La Palabra meditada

La Palabra Meditada - XXIII Domingo Ordinario - Ciclo C

San Lucas 14,25 – 33

Caminaban con Jesús grandes multitudes.
En el mundo entero son multitud de personas las que dicen que caminan o andan con Jesús, ¿Pero realmente le conocen, escuchan su voz cuando el habla, hacen su voluntad? o solamente son cristianos de misa, el papa Francisco está llamando a los cristianos a que salgan de la iglesia, porque fuera de ella es donde se encuentran infinidad de hermanos, necesitados de palabra, hermanos que ante los problemas del diario vivir se están ahogando y no tienen a su lado a un cirineo que les ayude a cargar con su cruz, Lc.23,26.
Y, dirigiéndose a ellos les dijo: Si alguno quiere venir a mí, y no deja a un lado a su padre, a su madre, a su mujer, a sus hijos, a sus hermanos, a sus hermanas, y aun a su propia persona, no puede ser mi discípulo.
Jesús no desea una comodidad de discípulos, hombres y mujeres, que cuando tengan un tiempo van acudir a él, Jesús quiere una comunidad de discípulos que estén dispuestos a dejarlo todo, cuando escuchemos su llamado, no podemos tener una actitud de cristianos egoístas, nuestro Señor necesita de discípulos comprometidos, firmes en la fe y con la ropa de trabajo puesta, Ef. 6,10-11 nos dice: Por lo demás, háganse robustos en el Señor con su energía y su fuerza.
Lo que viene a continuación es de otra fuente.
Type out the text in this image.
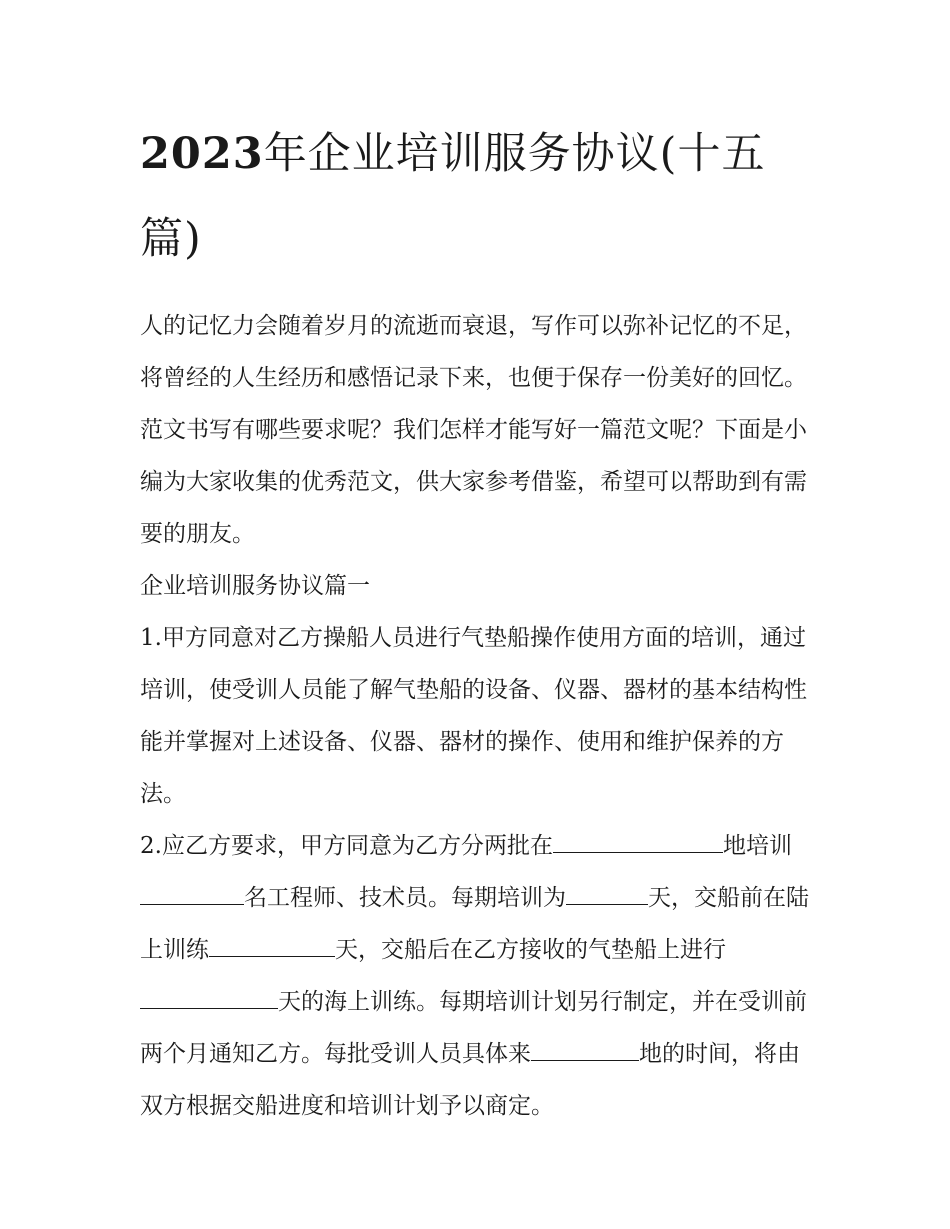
2023年企业培训服务协议(十五篇)

人的记忆力会随着岁月的流逝而衰退，写作可以弥补记忆的不足，将曾经的人生经历和感悟记录下来，也便于保存一份美好的回忆。范文书写有哪些要求呢？我们怎样才能写好一篇范文呢？下面是小编为大家收集的优秀范文，供大家参考借鉴，希望可以帮助到有需要的朋友。

企业培训服务协议篇一

1.甲方同意对乙方操船人员进行气垫船操作使用方面的培训，通过培训，使受训人员能了解气垫船的设备、仪器、器材的基本结构性能并掌握对上述设备、仪器、器材的操作、使用和维护保养的方法。

2.应乙方要求，甲方同意为乙方分两批在	地培训名工程师、技术员。每期培训为	天，交船前在陆上训练	天，交船后在乙方接收的气垫船上进行天的海上训练。每期培训计划另行制定，并在受训前两个月通知乙方。每批受训人员具体来	地的时间，将由双方根据交船进度和培训计划予以商定。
Pónganse la armadura de Dios, para poder resistir las maniobras del diablo.
El que no carga con su cruz para seguirme, no puede ser mi discípulo.
Es cargar voluntariamente nuestra cruz, negándonos cada vez más a los deseos de nuestra carne, saber soportar al peso de la cruz, sin renegar de ella, cargar nuestra cruz requiere de sacrificios y entre más la aceptemos más nos acercamos a Jesús, no estamos solos, Jesús intercede por nosotros, como nos dice Jn.17,11 Yo ya no estoy en el mundo, pero ellos se quedan en el mundo, mientras yo vuelvo a ti. Padre Santo, guárdalos en ese tu Nombre que a mí me diste, para que todos sean uno como nosotros.
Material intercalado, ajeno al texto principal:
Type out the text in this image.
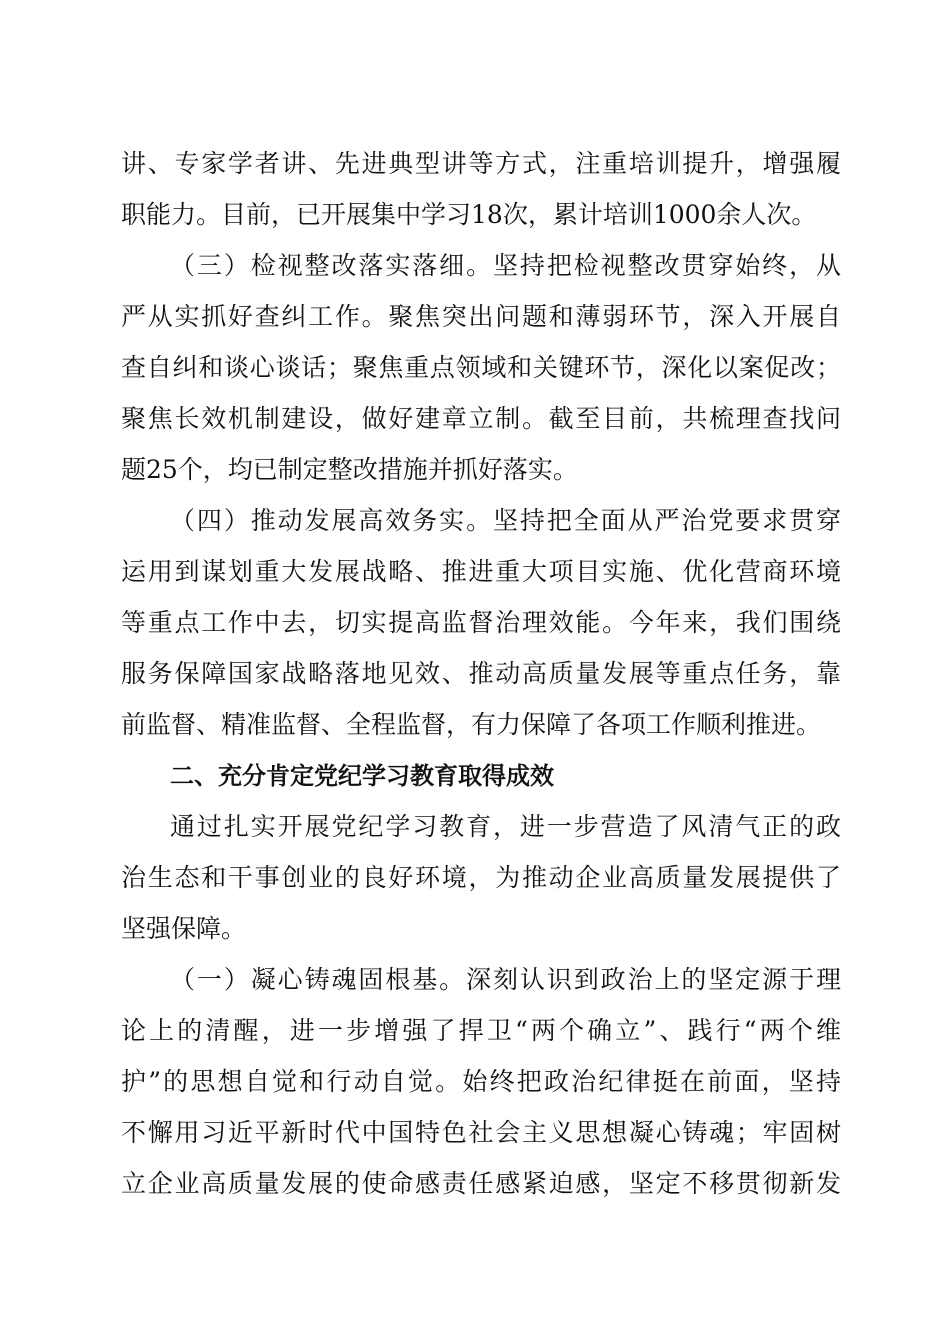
讲、专家学者讲、先进典型讲等方式，注重培训提升，增强履
职能力。目前，已开展集中学习18次，累计培训1000余人次。
（三）检视整改落实落细。坚持把检视整改贯穿始终，从
严从实抓好查纠工作。聚焦突出问题和薄弱环节，深入开展自
查自纠和谈心谈话；聚焦重点领域和关键环节，深化以案促改；
聚焦长效机制建设，做好建章立制。截至目前，共梳理查找问
题25个，均已制定整改措施并抓好落实。
（四）推动发展高效务实。坚持把全面从严治党要求贯穿
运用到谋划重大发展战略、推进重大项目实施、优化营商环境
等重点工作中去，切实提高监督治理效能。今年来，我们围绕
服务保障国家战略落地见效、推动高质量发展等重点任务，靠
前监督、精准监督、全程监督，有力保障了各项工作顺利推进。
二、充分肯定党纪学习教育取得成效
通过扎实开展党纪学习教育，进一步营造了风清气正的政
治生态和干事创业的良好环境，为推动企业高质量发展提供了
坚强保障。
（一）凝心铸魂固根基。深刻认识到政治上的坚定源于理
论上的清醒，进一步增强了捍卫“两个确立”、践行“两个维
护”的思想自觉和行动自觉。始终把政治纪律挺在前面，坚持
不懈用习近平新时代中国特色社会主义思想凝心铸魂；牢固树
立企业高质量发展的使命感责任感紧迫感，坚定不移贯彻新发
En efecto, cuando uno de ustedes quiere construir una casa en el campo, ¿no comienza por sentarse a calcular los gastos, para ver si tiene con que terminar?
Si nosotros queremos construir una vida en el espíritu, debemos de estar seguros de todo lo que esto implica, no podemos decir que somos cristianos, si no conocemos a Jesús, él debe de ser la piedra angular de nuestra vida. Nuestra vida ya no está fundamentada sobre arena, sino sobre roca firme, pero el pasar de arena a roca, no es fácil, porque tenemos que desechar un sin número cosas que no le agradan a Dios y que nos duele desechar, porque la carne es débil, pero es solo de esta manera cómo podemos tener una verdadera conversión y un nuevo nacer en el espíritu, Jn. 3,3
Cuando un rey parte a pelear contra otro rey, ¿no comienza por sentarse a examinar si puede con diez mil hombres hacerle frente al otro que viene contra él con veinte mil?
A los soldados se les prepara para proteger una nación, pero los soldados de Cristo deben de prepararse no para salvar el cuerpo, sino el alma de una persona, Ef.6,12 nos dice: Porque nuestra lucha no es contra fuerzas humanas, sino contra los Gobernantes y Autoridades que dirigen este mundo y sus fuerzas oscuras. Nos enfrentamos con los espíritus y las fuerzas sobrenaturales del mal.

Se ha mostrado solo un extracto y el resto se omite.